Justiça condena Jairinho a 43 anos pela morte de Henry Borel - Foto: Tomaz Silva/Agência Brasil
O Conselho de Sentença do II Tribunal do Júri do Rio de Janeiro condenou o ex-vereador Jairo Souza Santos Júnior, conhecido como Dr. Jairinho, a 43 anos, 9 meses e 20 dias de prisão pela morte do menino Henry Borel, de 4 anos. O crime ocorreu em 8 de março de 2021.
A decisão foi anunciada na madrugada desta quinta-feira (4), após 11 dias de julgamento. O processo é considerado o mais longo da história do Judiciário fluminense.
A sessão começou em 25 de maio e terminou às 1h43, com a leitura da sentença pela juíza Elizabeth Machado Louro, responsável por presidir o júri.
Na decisão, a magistrada destacou a violência do caso e a gravidade dos atos atribuídos ao ex-vereador. Ela classificou a conduta como marcada por covardia extrema contra uma criança de apenas 4 anos.
A juíza afirmou ainda que o réu demonstrou comportamento dissimulado. Em sua avaliação, ele apresentava uma “personalidade insidiosa, capaz de simular gentileza para esconder uma natureza truculenta e de extrema periculosidade”.
Jairinho foi condenado por homicídio qualificado, com agravantes de meio cruel e recurso que dificultou a defesa da vítima. O júri também reconheceu a causa de aumento por se tratar de vítima menor de 14 anos.
Além disso, ele foi condenado por tortura e coação no curso do processo. A pena será cumprida em regime inicial fechado.
A decisão também determinou o pagamento de R$ 400 mil por danos morais ao pai da criança, Leniel Borel.
A mãe de Henry, Monique Medeiros da Costa e Silva, teve a acusação de homicídio desclassificada para homicídio culposo, quando não há intenção de matar. O Conselho de Sentença também a condenou por tortura por omissão.
Na dosimetria da pena, a juíza concedeu perdão judicial a Monique.
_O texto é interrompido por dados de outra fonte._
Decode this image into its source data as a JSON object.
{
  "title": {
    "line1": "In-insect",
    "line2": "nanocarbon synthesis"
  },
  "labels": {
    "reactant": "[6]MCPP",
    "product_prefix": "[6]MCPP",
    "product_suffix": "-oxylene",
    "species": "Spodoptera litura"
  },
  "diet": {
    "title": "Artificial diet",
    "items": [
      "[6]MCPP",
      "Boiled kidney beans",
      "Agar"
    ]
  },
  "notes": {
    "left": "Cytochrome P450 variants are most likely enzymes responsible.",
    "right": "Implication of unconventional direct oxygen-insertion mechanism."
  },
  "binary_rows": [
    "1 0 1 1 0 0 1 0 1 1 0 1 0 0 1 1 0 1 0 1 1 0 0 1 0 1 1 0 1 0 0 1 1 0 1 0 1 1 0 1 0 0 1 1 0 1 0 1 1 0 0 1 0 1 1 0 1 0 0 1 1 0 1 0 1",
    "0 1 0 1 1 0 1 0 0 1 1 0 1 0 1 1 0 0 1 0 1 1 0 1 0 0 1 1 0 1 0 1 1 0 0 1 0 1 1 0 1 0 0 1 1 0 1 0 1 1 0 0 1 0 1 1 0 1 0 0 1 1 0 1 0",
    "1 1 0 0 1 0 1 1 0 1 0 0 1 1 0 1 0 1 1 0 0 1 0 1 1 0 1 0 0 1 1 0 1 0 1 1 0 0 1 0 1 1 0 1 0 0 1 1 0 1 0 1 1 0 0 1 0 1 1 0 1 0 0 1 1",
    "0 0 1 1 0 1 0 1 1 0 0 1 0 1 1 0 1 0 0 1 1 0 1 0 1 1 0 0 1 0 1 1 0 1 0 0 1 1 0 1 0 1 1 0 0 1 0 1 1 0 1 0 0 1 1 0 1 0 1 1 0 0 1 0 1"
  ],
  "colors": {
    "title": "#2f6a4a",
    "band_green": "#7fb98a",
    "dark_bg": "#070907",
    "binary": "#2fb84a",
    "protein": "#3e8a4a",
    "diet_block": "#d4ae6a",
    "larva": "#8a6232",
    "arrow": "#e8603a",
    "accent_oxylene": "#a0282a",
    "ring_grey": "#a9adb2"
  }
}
Segundo a decisão, ela já teria sofrido sanção suficiente diante das circunstâncias do caso.
A magistrada também criticou a forma como a ré foi tratada pela sociedade. Ela mencionou uma “reação desproporcional da sociedade”, que classificou como influenciada por padrões discriminatórios e pela cobrança de uma maternidade idealizada.
A sentença citou ainda o que chamou de “massacre nas redes sociais” e as agressões sofridas pela acusada no sistema prisional.
Monique foi condenada a 1 ano e 4 meses de detenção pelo crime de tortura. Como já estava presa preventivamente, a pena foi considerada cumprida.
A sentença encerra um dos casos criminais mais marcantes do país desde a morte de Henry Borel, em 8 de março de 2021. A criança morreu em decorrência de laceração hepática causada por ação contundente no apartamento onde vivia com a mãe e o então padrasto.
Com a decisão, Jairinho retornará ao sistema prisional para cumprir a pena estabelecida pela Justiça.
A defesa de Leniel Borel, pai de Henry, anunciou que vai recorrer da decisão em relação a Monique Medeiros. Em nota, ele afirmou:
“Vamos continuar lutando para anular essa absolvição da Monique. Já falei com meu advogado e vou pedir ao Ministério Público que recorra da decisão”.
O advogado Cristiano Medina da Rocha, que atua como assistente de acusação, também criticou o resultado em relação à mãe da criança.
Segundo ele, os jurados teriam reconhecido o mesmo crime para os dois réus, o que motivou questionamentos sobre o desfecho da decisão. Ele afirmou ainda que vai recorrer da absolvição parcial de Monique.